WASTE from more than a dozen distilleries is set to be turned into power for up to 9,000 homes after an energy developer secured funding for its £60.5 million project on Speyside.
Aim-quoted Helius Energy - in which Perthshire investor Angus MacDonald holds a 19 per cent stake - finalised financing for the scheme after signing up Dutch lender Rabobank, which joins existing backers Lloyds Banking Group and Royal Bank of Scotland.
Lloyds and RBS will supply about 42.4m of debt for the project to build a combined heat and power (CHP) plant at Rothes, in Moray, while Rabobank will take an equity stake.
Solid residue, or "draff", from local distilleries will be taken to the site and burned along with wood to provide up to 7.2 megawatts (MW) of electricity, which will be used to power local homes and to run and animal feed production process. Steam created will be used to evaporate liquid residue - or "pot ale" - into a syrup, which can then be used to make animal feed.

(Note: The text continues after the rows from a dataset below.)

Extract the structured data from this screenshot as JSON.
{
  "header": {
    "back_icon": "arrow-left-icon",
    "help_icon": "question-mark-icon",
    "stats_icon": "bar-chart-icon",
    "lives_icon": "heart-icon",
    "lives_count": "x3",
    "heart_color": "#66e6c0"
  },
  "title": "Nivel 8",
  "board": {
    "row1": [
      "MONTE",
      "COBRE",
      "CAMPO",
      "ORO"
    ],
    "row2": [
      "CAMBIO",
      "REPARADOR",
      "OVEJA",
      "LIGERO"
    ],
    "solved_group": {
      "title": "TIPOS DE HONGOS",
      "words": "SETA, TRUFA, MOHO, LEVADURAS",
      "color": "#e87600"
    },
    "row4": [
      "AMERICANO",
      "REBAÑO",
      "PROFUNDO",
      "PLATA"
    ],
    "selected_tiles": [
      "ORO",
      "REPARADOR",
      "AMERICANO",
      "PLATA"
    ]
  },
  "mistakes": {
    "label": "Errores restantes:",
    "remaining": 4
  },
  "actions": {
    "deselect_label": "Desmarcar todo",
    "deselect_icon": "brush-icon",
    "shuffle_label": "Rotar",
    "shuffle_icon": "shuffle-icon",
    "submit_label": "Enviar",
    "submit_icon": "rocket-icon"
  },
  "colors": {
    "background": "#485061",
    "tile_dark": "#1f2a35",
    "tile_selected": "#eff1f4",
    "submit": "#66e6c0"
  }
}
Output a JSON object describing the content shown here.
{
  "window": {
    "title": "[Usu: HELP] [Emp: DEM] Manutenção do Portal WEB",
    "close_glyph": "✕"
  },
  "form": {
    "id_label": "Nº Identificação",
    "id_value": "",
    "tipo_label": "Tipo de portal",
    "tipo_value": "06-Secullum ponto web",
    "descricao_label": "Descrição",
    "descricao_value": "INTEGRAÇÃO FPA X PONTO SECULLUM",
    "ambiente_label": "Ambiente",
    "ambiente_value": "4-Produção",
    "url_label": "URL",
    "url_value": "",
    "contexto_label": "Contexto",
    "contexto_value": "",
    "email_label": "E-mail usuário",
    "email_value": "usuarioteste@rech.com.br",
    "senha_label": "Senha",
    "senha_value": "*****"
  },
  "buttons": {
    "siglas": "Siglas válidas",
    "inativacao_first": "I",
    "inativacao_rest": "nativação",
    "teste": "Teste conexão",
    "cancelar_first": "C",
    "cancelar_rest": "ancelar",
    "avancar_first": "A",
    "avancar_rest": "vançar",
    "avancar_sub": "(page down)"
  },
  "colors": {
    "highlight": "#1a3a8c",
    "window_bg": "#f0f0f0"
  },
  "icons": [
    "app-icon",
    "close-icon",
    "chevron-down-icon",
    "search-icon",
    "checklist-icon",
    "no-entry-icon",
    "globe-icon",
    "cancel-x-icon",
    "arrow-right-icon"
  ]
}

At present, waste from Speyside's distilleries is taken to the animal feed plant in Rothes, which burns gas to evaporate the pot ale. Helius said its project will cut out the production of about 46,000 tonnes of carbon dioxide equivalent each year.
The CHP plant will be built next to the existing animal feed factory, which is owned by the Combination of Rothes Distilleries (Cord), a joint venture set up in 1904 to process whisky waste.
Cord handles by-products from 16 Speyside distilleries. It is owned by a consortium of Edrington Group, Chivas Brothers, Glen Grant Distillery, Inver House Distillers, Diageo Distilling, BenRiach Distillery and John Dewar & Sons
Engineering work has already begun and construction is due to start within 12 weeks. The plant is scheduled to be commissioned during the third quarter of 2012 and fully operational during the first half of 2013.
The CHP project will create about 100 jobs during construction and employ about 20 full-time staff once operational.
Under the financing agreement unveiled yesterday, Rabo will take a 44.7 per cent stake in the company set up to complete the project, with Cord retaining a 5.3 per cent share and Helius holding the remaining stake.
Alan Lyons, Helius's chief financial officer, told The Scotsman: "This deal shows there is still funding available for biomass CHP projects. We are in early discussions with funders to develop our much bigger project at Avonmouth in Bristol."